Apple signed direct deals with all the major labels for iTunes Radio, they aren’t beholden to government-mandated compulsory licensing rates and bad bureaucracy. Which raises the question: what if Pandora were forced to do the same?
They’d probably end up paying a lot more, that’s what. Which is exactly the opposite result Pandora is trying to accomplish. And why Pandora is spending so much money and effort trying to lower rates on Capitol Hill.
Suddenly, this makes even less sense than before. With iTunes Radio, Apple is paying full, directly-licensed fare (reportedly higher with advances and rev-sharing on ads), while Pandora pays the government rate. So Congress should save little Pandora from Apple, because one can afford the raw materials and the other can’t?
(2) The reality: Apple can afford this, Pandora can’t. Apple has a business model, Pandora doesn’t.
Apple can foot the bill, they can afford to overpay if it drives more iPad sales. They can even afford to share low-rent advertising revenues and make this a break-even iTunes feature. Sort of like the iTunes Store.

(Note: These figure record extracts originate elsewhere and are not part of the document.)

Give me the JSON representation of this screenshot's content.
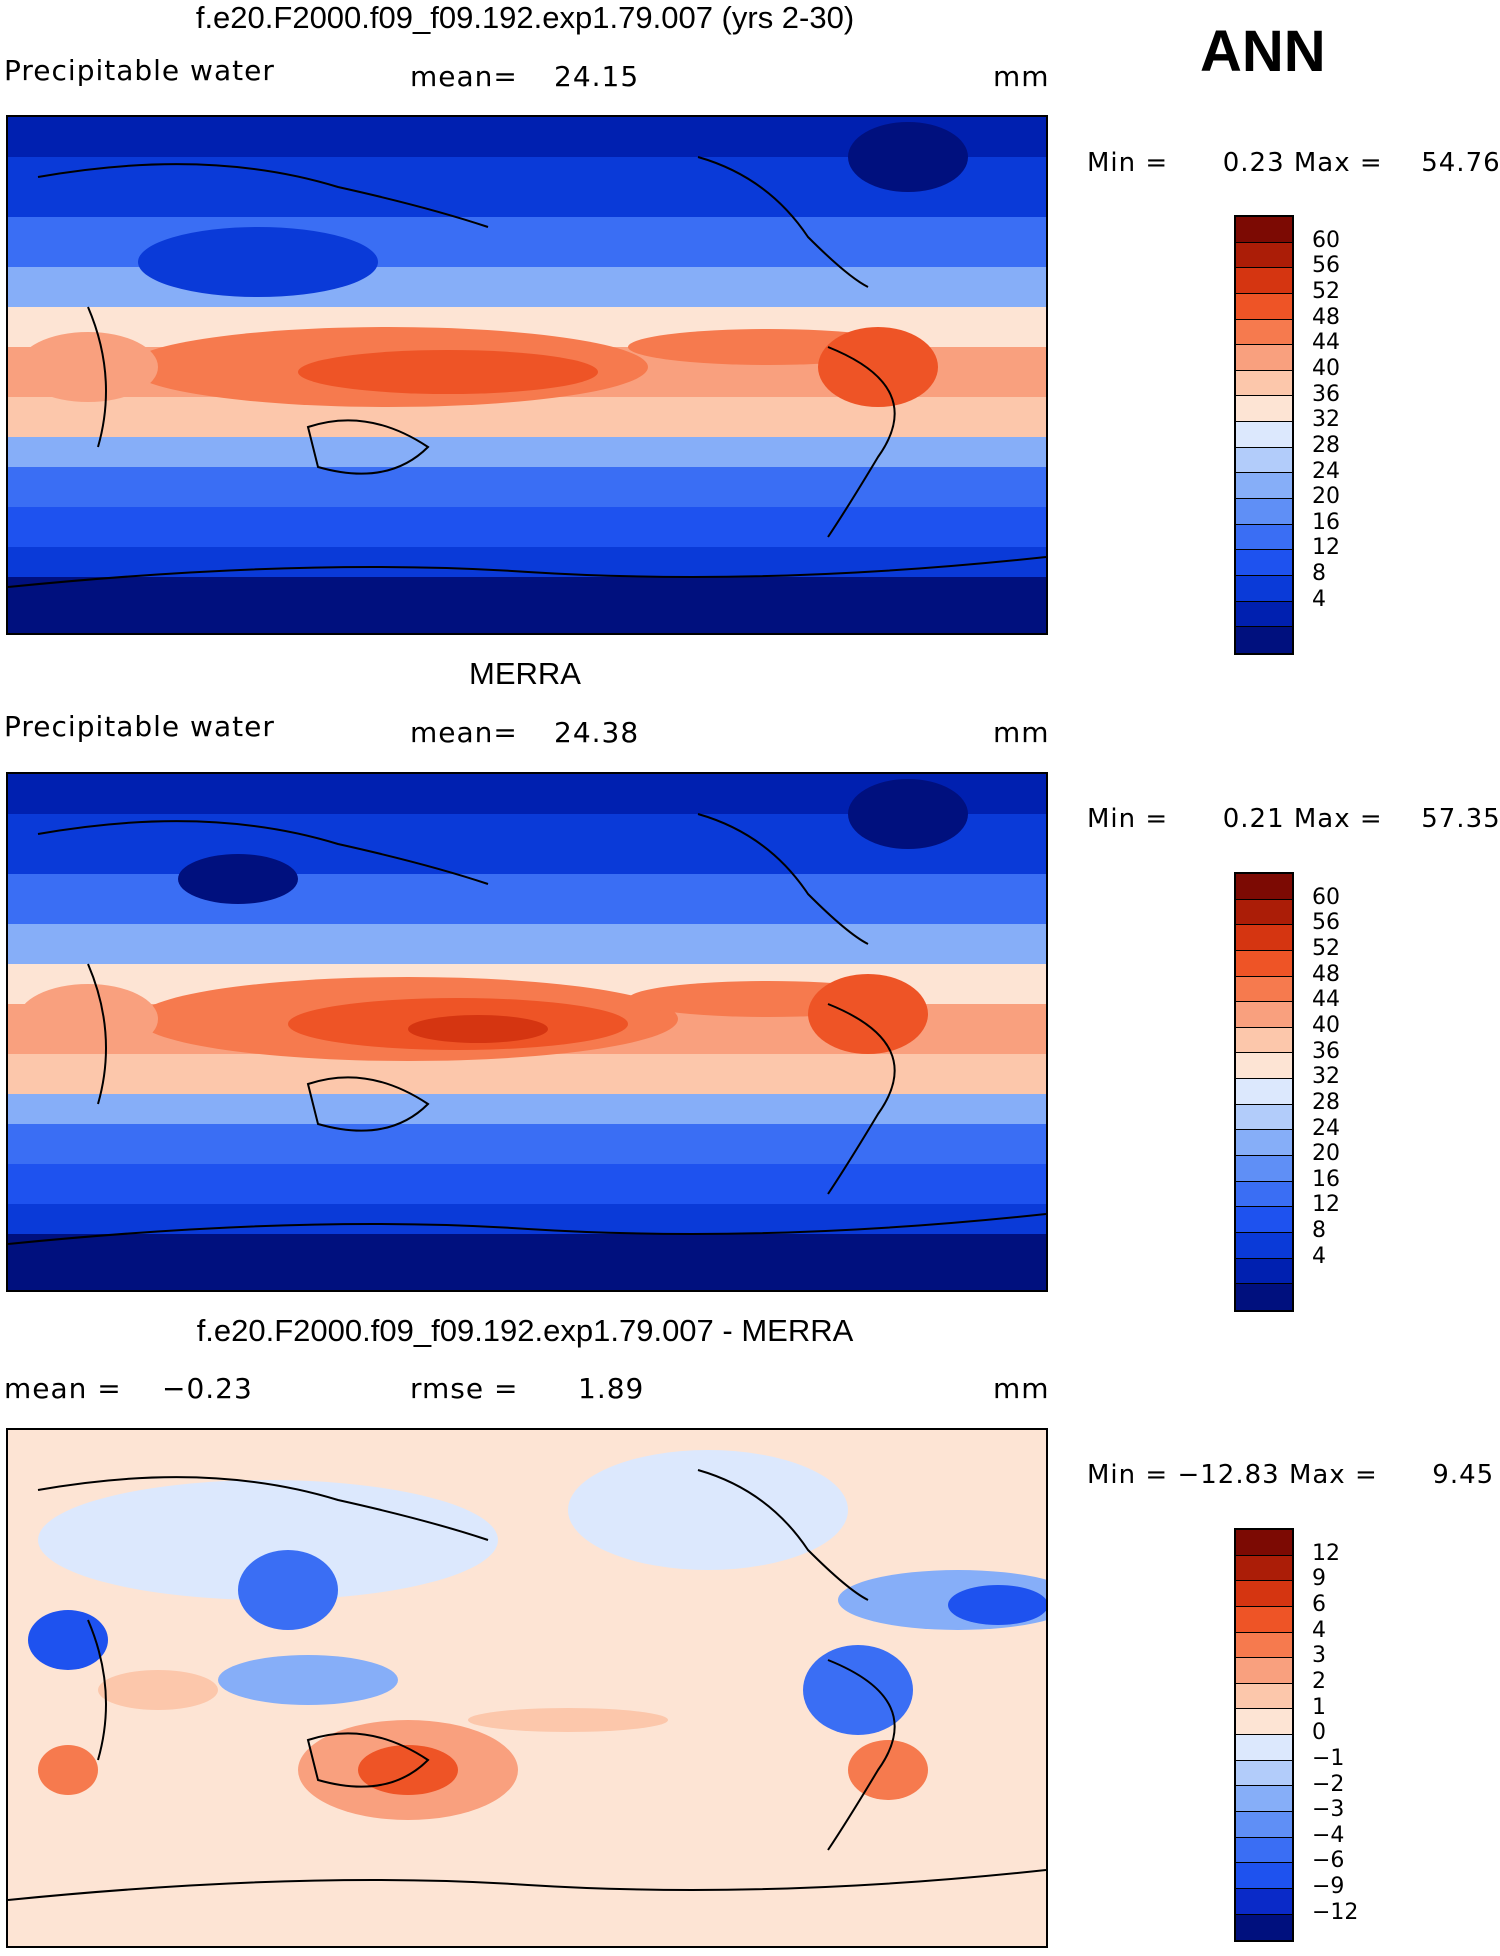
{
  "season": "ANN",
  "colors": {
    "pw_scale": [
      "#00107e",
      "#0020b0",
      "#0a3ad8",
      "#1e52ef",
      "#3a6ef4",
      "#5f8ff6",
      "#86aef8",
      "#b2ccfa",
      "#dce8fd",
      "#fde4d4",
      "#fcc7ab",
      "#f9a07e",
      "#f67a4e",
      "#ee5426",
      "#d53511",
      "#ab1d07",
      "#7c0a03"
    ],
    "diff_scale": [
      "#00107e",
      "#0a2ac8",
      "#1e52ef",
      "#3a6ef4",
      "#5f8ff6",
      "#86aef8",
      "#b2ccfa",
      "#dce8fd",
      "#fde4d4",
      "#fcc7ab",
      "#f9a07e",
      "#f67a4e",
      "#ee5426",
      "#d53511",
      "#ab1d07",
      "#7c0a03"
    ],
    "coastline": "#000000"
  },
  "panels": [
    {
      "title": "f.e20.F2000.f09_f09.192.exp1.79.007 (yrs 2-30)",
      "left_label": "Precipitable  water",
      "center_label": "mean=",
      "center_value": "24.15",
      "units": "mm",
      "min_label": "Min  =",
      "min_value": "0.23",
      "max_label": "Max  =",
      "max_value": "54.76",
      "colorbar_labels": [
        "60",
        "56",
        "52",
        "48",
        "44",
        "40",
        "36",
        "32",
        "28",
        "24",
        "20",
        "16",
        "12",
        "8",
        "4"
      ]
    },
    {
      "title": "MERRA",
      "left_label": "Precipitable  water",
      "center_label": "mean=",
      "center_value": "24.38",
      "units": "mm",
      "min_label": "Min  =",
      "min_value": "0.21",
      "max_label": "Max  =",
      "max_value": "57.35",
      "colorbar_labels": [
        "60",
        "56",
        "52",
        "48",
        "44",
        "40",
        "36",
        "32",
        "28",
        "24",
        "20",
        "16",
        "12",
        "8",
        "4"
      ]
    },
    {
      "title": "f.e20.F2000.f09_f09.192.exp1.79.007 - MERRA",
      "left_label": "mean  =",
      "left_value": "−0.23",
      "center_label": "rmse  =",
      "center_value": "1.89",
      "units": "mm",
      "min_label": "Min  =",
      "min_value": "−12.83",
      "max_label": "Max  =",
      "max_value": "9.45",
      "colorbar_labels": [
        "12",
        "9",
        "6",
        "4",
        "3",
        "2",
        "1",
        "0",
        "−1",
        "−2",
        "−3",
        "−4",
        "−6",
        "−9",
        "−12"
      ]
    }
  ]
}
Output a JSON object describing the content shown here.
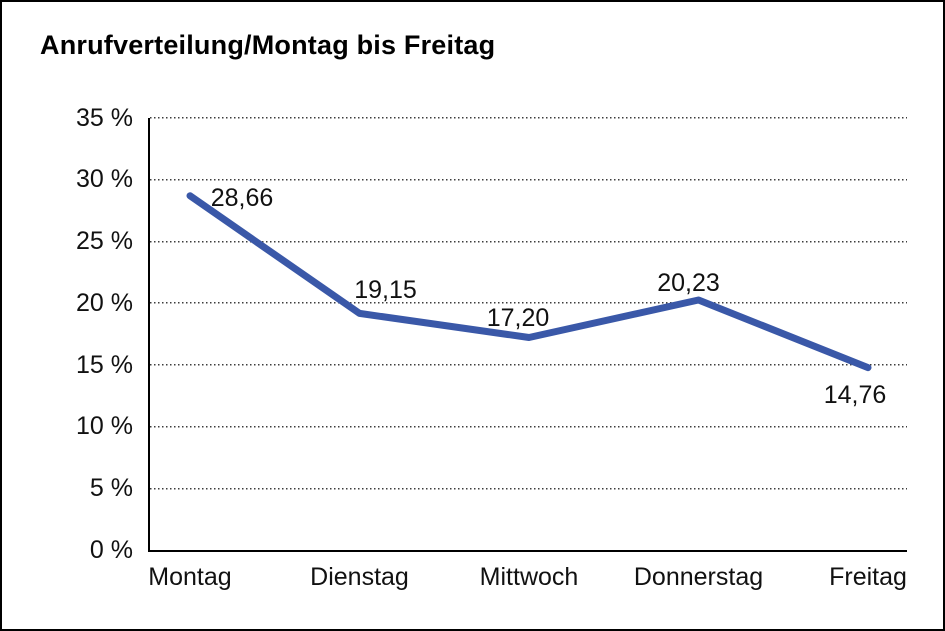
{
  "chart_data": {
    "type": "line",
    "title": "Anrufverteilung/Montag bis Freitag",
    "categories": [
      "Montag",
      "Dienstag",
      "Mittwoch",
      "Donnerstag",
      "Freitag"
    ],
    "values": [
      28.66,
      19.15,
      17.2,
      20.23,
      14.76
    ],
    "data_labels": [
      "28,66",
      "19,15",
      "17,20",
      "20,23",
      "14,76"
    ],
    "xlabel": "",
    "ylabel": "",
    "ylim": [
      0,
      35
    ],
    "yticks": [
      0,
      5,
      10,
      15,
      20,
      25,
      30,
      35
    ],
    "ytick_labels": [
      "0 %",
      "5 %",
      "10 %",
      "15 %",
      "20 %",
      "25 %",
      "30 %",
      "35 %"
    ],
    "grid": "horizontal-dotted",
    "legend": "none",
    "line_color": "#3A58A8",
    "axis_color": "#000000",
    "background_color": "#FFFFFF"
  }
}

Pandora, on the other hand, remains committed to living on advertising and a small amount of subscription revenue. This isn’t a loss leader for anything else, it’s all about monetizing internet radio directly. And that’s difficult, especially for a company that remains heavily-resistant to a paid subscription model, or anything else that lowers their massive audience numbers.
Which means, the entire Pandora model is dependent on some government handout to survive.
(3) Apple’s radio service will be better.
Direct licensing means Apple won’t be hamstrung by the provisions of those established rates, like skip or playback restrictions. Let’s see exactly how this pans out on iTunes Radio, though listeners will probably notice.
(4) Everything dies, especially on the internet.
Pandora clocks more than a billion listener hours a month; they account for nearly 8 percent of overall radio listening hours. But everything dies eventually, especially on the internet.
Of course, users aren’t going to rush over to iTunes Radio, Pandora has too many established users; this isn’t Twitter #music. But erosion happens.
(5) Even if Pandora’s listener base doubles overnight, they can’t afford it.
Again, this is a model that only works with a government handout, which would explain recent-quarter losses of nearly $30 million (over just three months). But Pandora can only lobby and bribe Congress so much; they can only sue publishers and battle Sony/ATV until there needs to be a sustainable model underneath.
And on the publishing side, Sony/ATV has already squeezed Pandora as much as logically possible. Other publishers, large and small, are next. And the larger publishers have to power to severely reduce Pandora’s playable catalog if the deal doesn’t make sense.
Which means it’s not just Apple that’s going to kill Pandora, it’s the entire idea that billions of ad-supported streaming hours somehow makes business sense. It doesn’t right now, and it won’t in five years.